As finishfile provides the link to the next module, genmidi.c, here
is a brief description of what it does.

proc finishfile performs several passes through the internal
representation to clean up the graces (dograce), the tied notes
(tiefix) and any unbalanced repeats. It then calls writetrack(i)
for each midi track to create the internal midi representation
and finally the midi representation is recorded in the output
file.


genmidi.c
---------
The procedure finishfile described above, creates each midi track
by calling the function writetrack which is defined here. To create
a track from the internal representation, the program must find all
the parts and put them in order with all the repeats. In addition, if
it contains karaoke text, this too must be placed in a separate track.
Any chordal accompaniment is generated from the guitar chord indications
and placed in another track. For multivoice and multipart music, a voice
may be missing in a particular part.  If the voice is missing, the
procedure fillvoice ensures that all voices remain properly aligned when
the voice reappears in another part.

Here is a simple road map to the important procedures included in this
file.

dodeferred is here used to handle any dynamic indications (eg. !ppp!)
which may be contained in the file. The %%MIDI messages are stored
in a atext string which is pointed to by the contents of the pitch[]
array.

checkbar is called each time a bar line is encountered and reports
a warning if the wrong number of beats occur.

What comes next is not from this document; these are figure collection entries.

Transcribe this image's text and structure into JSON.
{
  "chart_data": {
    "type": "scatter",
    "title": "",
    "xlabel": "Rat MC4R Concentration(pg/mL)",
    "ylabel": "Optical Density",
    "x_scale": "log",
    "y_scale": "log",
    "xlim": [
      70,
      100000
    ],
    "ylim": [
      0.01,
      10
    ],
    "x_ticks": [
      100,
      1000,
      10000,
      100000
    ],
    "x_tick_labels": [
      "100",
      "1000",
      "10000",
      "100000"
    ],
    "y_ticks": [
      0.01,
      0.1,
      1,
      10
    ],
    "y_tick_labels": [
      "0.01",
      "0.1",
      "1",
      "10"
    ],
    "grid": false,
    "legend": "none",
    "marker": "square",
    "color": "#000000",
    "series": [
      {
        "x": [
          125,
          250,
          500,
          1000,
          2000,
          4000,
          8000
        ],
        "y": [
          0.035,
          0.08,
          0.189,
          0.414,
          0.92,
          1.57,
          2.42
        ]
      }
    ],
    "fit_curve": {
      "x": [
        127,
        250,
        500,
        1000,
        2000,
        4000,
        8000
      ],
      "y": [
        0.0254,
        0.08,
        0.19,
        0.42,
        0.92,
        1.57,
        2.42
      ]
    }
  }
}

Transitions between parts are handled by the procedure partbreak.

There are a number of procedures for handling karoake text --
karaokestarttrack(), findwline(startline), getword(place,w),
write_syllable(place) and checksyllables().

For the first track, the meter, tempo and key signature are recorded
using the functions set_meter(n,m), write_meter(n,m), write_keysig(sf,mi).

Chordal accompaniment is produced by the procedure dogchords(i).


queues.c
--------

For each midi note, it is necessary to send a note-on and a note-off
instruction. When polyphonic music is played on the same track, keeping
track of the time to issue a note-off instruction may get complicated.
The procedures in this file are used to maintain a linked list for the
notes to be turned off. The notes are put into the list in the order
that they are encountered but the order in which to issue note-off
commands is maintained by the links. As many as 50 notes playing
simultaneously can be handled by the list.


Addendum
--------

The following section contains clarifications on various components
of abc2midi.

29 June 2003

Treatment of octave shifts.

The key signature field command K: has provision for shifting
a note using either transpose= or octave= subcommands. Both
of these functions operate quite differently and deserve some
description especially for multivoiced tunes.

The octave shift, is performed in event_note in store.c, using
the cached value v.octaveshift which is stored in the global
voicecontext structure, v. There is a structure for each voice
in the abc file.  Whenever a new V: command is encountered,
event_voice (store.c) is invoked, which swaps the appropriate
voices structure into the global v array using the function
getvoicecontext(n). If getvoicecontext cannot find a cached
structure for that voice, then a new voice structure is created
and added to the linked list of voice structures. The v.octaveshift
variable is updated by event_octave which is called by event_key
(store.c) which is called by parsekey in parseabc.c
(Comment: it is not too clear how an octave switch is
handled in the middle of a repeat section. i.e. does the old
value get restored when repeating.)

(Description of transpose shift is in CHANGES July 1 2003.)